Application to your circumstances
Former paragraph 160APHL(14)(a)
'The taxpayer has an interest in so much of the corpus of the Trust as is comprised by the Trust Holding':
Former paragraph 160APHL(14)(a) of the ITAA 1936 contains a 'threshold' condition that the taxpayer has an interest in the corpus of the Trust. An interest for these purposes is considered to be a 'vested interest' and not a 'contingent' interest (an interest that does not take effect until certain conditions are met).
In this case, a clause of the Deed effectively provides that the Trustee determine whether any payments in connection with any property shall be credited or debited to capital or to income. There is no contingency that exists.
Former paragraph 160APHL(14)(b)
'Apart from this subsection, the interest would not be a vested or indefeasible interest':
As discussed above in Question 1, although a Unitholder's interest in the corpus of the Trust is vested, the Trust Deed contains certain clauses by which a Unitholder's interest in a share of the corpus of the Trust may be defeased.
Former paragraph 160APHL(14)(c) -
The factors the Commissioner must consider are:
(i) the circumstances in which the interest is capable of not vesting or the defeasance can happen; and
(ii) the likelihood of the interest not vesting or the defeasance happening; and
(iii) the nature of the trust; and
(iv) any other matter the Commissioner thinks relevant.
Other matters the Commissioner may consider relevant are found in Practical Compliance Guidelines PCG 2016/16 Fixed entitlements and fixed trusts at paragraphs 34 and 35.
The nature of the Trust
Taking into account the factors mentioned in paragraph 34 of PCG 2016/16, it is noted that, based on the statements provided:
- The Unit Trust is closely-held and was established for the purpose of undertaking commercial transactions and investments to derive income/profits for the benefit of its unitholders.
- The Trustee wishes to pass on dividends, if received, to the Unitholders. At the date of the ruling application, the Trust has two Unitholders.
- Since its inception, the unit holding proportions has not changed, the current Unitholders were the initial Unitholders.
- The interests of the Unitholders are not contingent, it is not a discretionary trust, the trust does not have default capital beneficiaries.
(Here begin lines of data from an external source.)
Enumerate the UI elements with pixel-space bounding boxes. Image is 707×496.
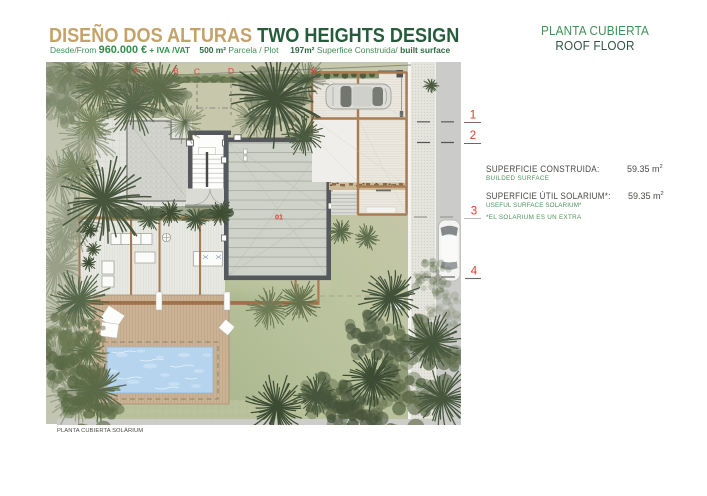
svg-text:E: E	[311, 66, 317, 76]
svg-text:C: C	[194, 67, 200, 77]
svg-text:B: B	[173, 66, 179, 76]
svg-text:01: 01	[275, 213, 283, 222]
svg-text:A: A	[133, 66, 139, 76]
svg-text:3: 3	[471, 206, 477, 218]
svg-text:1: 1	[470, 110, 476, 122]
svg-text:D: D	[228, 66, 234, 76]
svg-text:2: 2	[470, 130, 476, 142]
svg-text:4: 4	[471, 266, 478, 278]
- The Trustee will only redeem Units at Unit Value.
- The Trustee has the power to amend the provisions of the Trust Deed, but this is only possible with the unanimous consent of all Unitholders.
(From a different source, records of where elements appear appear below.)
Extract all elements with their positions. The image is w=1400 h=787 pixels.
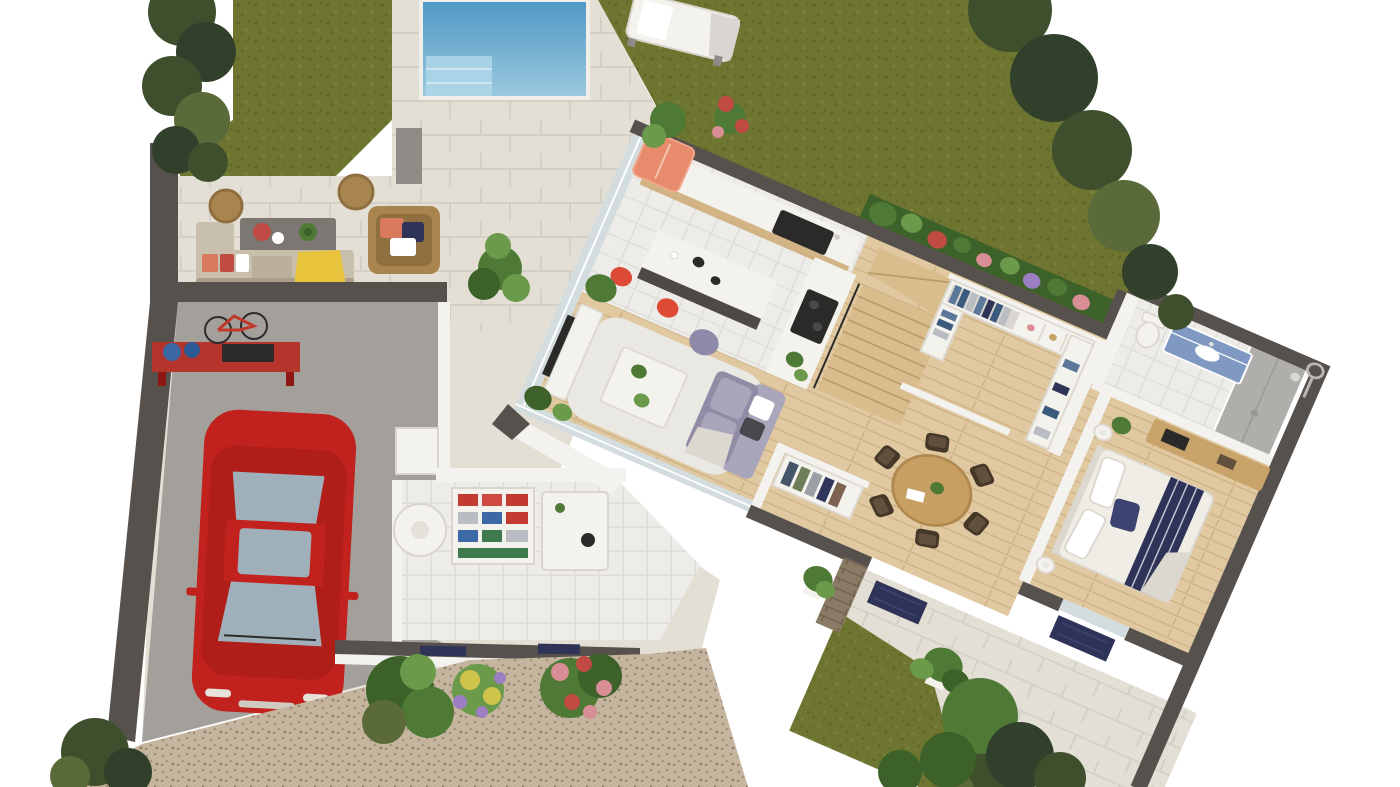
rattan-pouf bbox=[339, 175, 373, 209]
blue-bucket bbox=[163, 343, 181, 361]
garage-east-wall bbox=[438, 302, 450, 480]
garage-north-wall bbox=[150, 282, 447, 302]
floor-plan-svg bbox=[0, 0, 1400, 787]
storage-cabinet bbox=[396, 428, 438, 474]
water-heater bbox=[394, 504, 446, 556]
rattan-armchair bbox=[368, 206, 440, 274]
storage-shelving bbox=[452, 488, 534, 564]
toolbox bbox=[222, 344, 274, 362]
pool-steps bbox=[426, 56, 492, 96]
pool-step-edge bbox=[426, 82, 492, 84]
deck-gate-post bbox=[396, 128, 422, 184]
red-car bbox=[180, 407, 368, 718]
pool-step-edge bbox=[426, 68, 492, 70]
car-sunroof bbox=[237, 528, 311, 578]
car-mirror bbox=[346, 592, 358, 601]
window-mat bbox=[538, 644, 580, 655]
floor-plan-render bbox=[0, 0, 1400, 787]
blue-bucket bbox=[184, 342, 200, 358]
rattan-pouf bbox=[210, 190, 242, 222]
laundry-west-wall bbox=[392, 480, 402, 642]
car-rear-window bbox=[230, 471, 324, 524]
car-mirror bbox=[186, 587, 198, 596]
laundry-counter bbox=[542, 492, 608, 570]
window-mat bbox=[420, 646, 466, 657]
car-headlight bbox=[205, 688, 231, 697]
- The Trustee does not intend to exercise its amendment power to affect the law against perpetuities, or confer a benefit on any person other than the Unitholders.
It is considered, in this instance, that the circumstances and likelihood in which each Unitholder's entitlement is capable of not vesting or the defeasance happening are reduced in this Trust.
Other considerations
As per paragraph 35 of PCG 2016/16, the Commissioner must consider:
whether the exercise of the discretion would allow a person to obtain a tax benefit from a trust claiming a deduction for a tax loss, bad debt deduction or debt/equity swap deduction when the person did not bear the economic loss incurred by the trust
when exercising the discretion. It states at paragraph 37 of the PCG that these factors are still relevant 'even when the reason for requesting that the Commissioner exercise the discretion is related to one of the other legislative provisions listed in Attachment A'.
In relation to the circumstances which pertain to the existence, or lack thereof, of a tax benefit, it is noted that:
• only one class of Units has been issued (and no other classes of units may be issued) and each Unit is of equal value and has the same rights
• no streaming of the distributable income or capital of the trust may happen in any way that is not directly proportionate to each Unitholder's respective interest in the Trust.
The Trustee has said it is not proposed to make amendments to the Trust Deed during the Ruling period.
Conclusion
The Commissioner will exercise his discretion under former subsection 160APHL(14) of the ITAA 1936 to treat the Unitholders of the Trust as having a vested and indefeasible interest in so much of the corpus (capital) of the Trust as is comprised by the Trust Holding (being the Trustee's ownership of shares).